Austin Cindric got into Josh Berry deep in the field, spinning Berry and bringing out the first caution for cause of the afternoon.

When racing resumed on Lap 64, SVG launched.

Not that the rest of the field had agreed to stay orderly.

Denny Hamlin spun in Turn 7 after contact from Hocevar and suddenly looked in danger of another embarrassing early exit in NASCAR’s in-season challenge while Ty Dillon quietly ran inside the top 10. Within another lap Todd Gilliland, Chase Elliott and John Hunter Nemechek had all found trouble too.

Up front, Briscoe had found something.

He moved around Zilisch into second and unlike Stage 2, van Gisbergen couldn’t break free.

Lap after lap Briscoe stayed attached.

Birddogged him.

Forced mistakes.

Made SVG earn every inch.

Those final laps looked every bit as uncomfortable as they sounded on the radio.

“We had these boxes come out in front and they were wobbling all over the track and putting dust everywhere and I just kept struggling,” van Gisbergen said. “Chase was just really, really good. A couple more laps and we would have had some problems.”

Briscoe climbed out believing he let one get away.

“Not very many people get that close to him at the end of one of these road course races,” Briscoe said.

“I felt like I definitely had the better car. I didn’t do as good of a job as he did driving. I made a mistake with three or four to go getting into one. I was having to push so hard. If I don’t make that mistake, I’m probably ahead of him at the end.”

Then came the line that probably explains Sonoma better than any lap chart.

“Against that guy, you’ve got to be absolutely perfect.”

Ty Gibbs finished third after sweeping the stages, followed by Kyle Larson and an impressive fifth-place effort from Christopher Bell, who continues racing while managing a broken wrist.

Ryan Blaney was sixth while Zilisch collected his first Cup Series top-10 in seventh. Ryan Preece, Michael McDowell and Alex Bowman completed the top 10.

Further back, Tyler Reddick’s afternoon went from inconvenient to catastrophic. The points leader entered Sonoma atop the standings but suffered power steering issues in his Toyota, lost four laps and finished dead last.

That opened the door for Hamlin.

Remarkably, despite spinning and finishing 26th, Hamlin left Sonoma with the points lead and advanced in the in-season challenge after Ty Dillon’s late mechanical issues dropped him from what looked destined to become another bracket-busting upset.

For van Gisbergen, the win also served as something of a reset after a frustrating previous week in San Diego.

Asked whether he brought extra anger into Sonoma, SVG laughed.

“I was back to normal by the weekend, but yeah, I was certainly pissed at the start of the week,” he said. “This really makes up for it.”

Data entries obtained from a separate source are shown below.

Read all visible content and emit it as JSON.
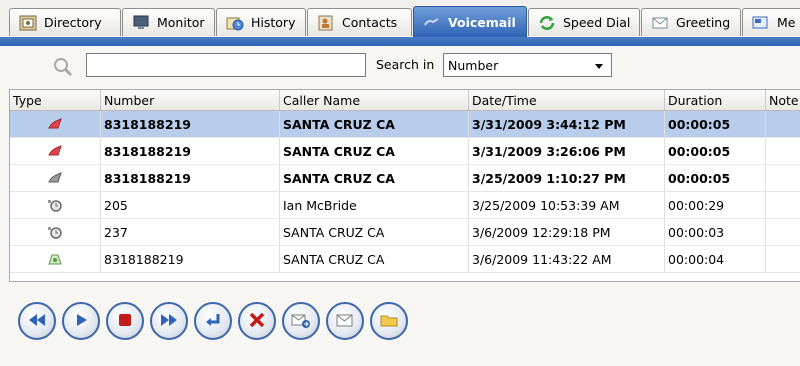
{
  "tabs": [
    {
      "label": "Directory",
      "icon": "directory-icon"
    },
    {
      "label": "Monitor",
      "icon": "monitor-icon"
    },
    {
      "label": "History",
      "icon": "history-icon"
    },
    {
      "label": "Contacts",
      "icon": "contacts-icon"
    },
    {
      "label": "Voicemail",
      "icon": "voicemail-icon",
      "active": true
    },
    {
      "label": "Speed Dial",
      "icon": "speed-dial-icon"
    },
    {
      "label": "Greeting",
      "icon": "greeting-icon"
    },
    {
      "label": "Me",
      "icon": "messages-icon"
    }
  ],
  "search": {
    "value": "",
    "label": "Search in",
    "field": "Number"
  },
  "table": {
    "columns": [
      "Type",
      "Number",
      "Caller Name",
      "Date/Time",
      "Duration",
      "Note"
    ],
    "rows": [
      {
        "type": "urgent-unread",
        "number": "8318188219",
        "caller": "SANTA CRUZ  CA",
        "datetime": "3/31/2009 3:44:12 PM",
        "duration": "00:00:05",
        "note": ""
      },
      {
        "type": "urgent-unread",
        "number": "8318188219",
        "caller": "SANTA CRUZ  CA",
        "datetime": "3/31/2009 3:26:06 PM",
        "duration": "00:00:05",
        "note": ""
      },
      {
        "type": "unread",
        "number": "8318188219",
        "caller": "SANTA CRUZ  CA",
        "datetime": "3/25/2009 1:10:27 PM",
        "duration": "00:00:05",
        "note": ""
      },
      {
        "type": "saved",
        "number": "205",
        "caller": "Ian McBride",
        "datetime": "3/25/2009 10:53:39 AM",
        "duration": "00:00:29",
        "note": ""
      },
      {
        "type": "saved",
        "number": "237",
        "caller": "SANTA CRUZ  CA",
        "datetime": "3/6/2009 12:29:18 PM",
        "duration": "00:00:03",
        "note": ""
      },
      {
        "type": "heard",
        "number": "8318188219",
        "caller": "SANTA CRUZ  CA",
        "datetime": "3/6/2009 11:43:22 AM",
        "duration": "00:00:04",
        "note": ""
      }
    ]
  },
  "controls": [
    {
      "name": "rewind-button",
      "icon": "rewind-icon"
    },
    {
      "name": "play-button",
      "icon": "play-icon"
    },
    {
      "name": "stop-button",
      "icon": "stop-icon"
    },
    {
      "name": "fast-forward-button",
      "icon": "fast-forward-icon"
    },
    {
      "name": "call-back-button",
      "icon": "return-arrow-icon"
    },
    {
      "name": "delete-button",
      "icon": "delete-x-icon"
    },
    {
      "name": "forward-message-button",
      "icon": "forward-envelope-icon"
    },
    {
      "name": "mark-read-button",
      "icon": "envelope-icon"
    },
    {
      "name": "save-to-folder-button",
      "icon": "folder-icon"
    }
  ],
  "colors": {
    "accent": "#2f63b6",
    "selected_row": "#b7cdeb",
    "control_border": "#3c66a8"
  }
}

Next up, NASCAR heads back to Illinois, trading Sonoma’s rolling vineyards for the resurrected 1.5-mile oval at Chicagoland Speedway, returning to the schedule for the first time since 2019.

And after another road course masterclass from SVG, everybody else gets to go back to racing somewhere he admits he still has homework to do.

“This is an oval championship,” van Gisbergen said. “I need to keep getting better at them.”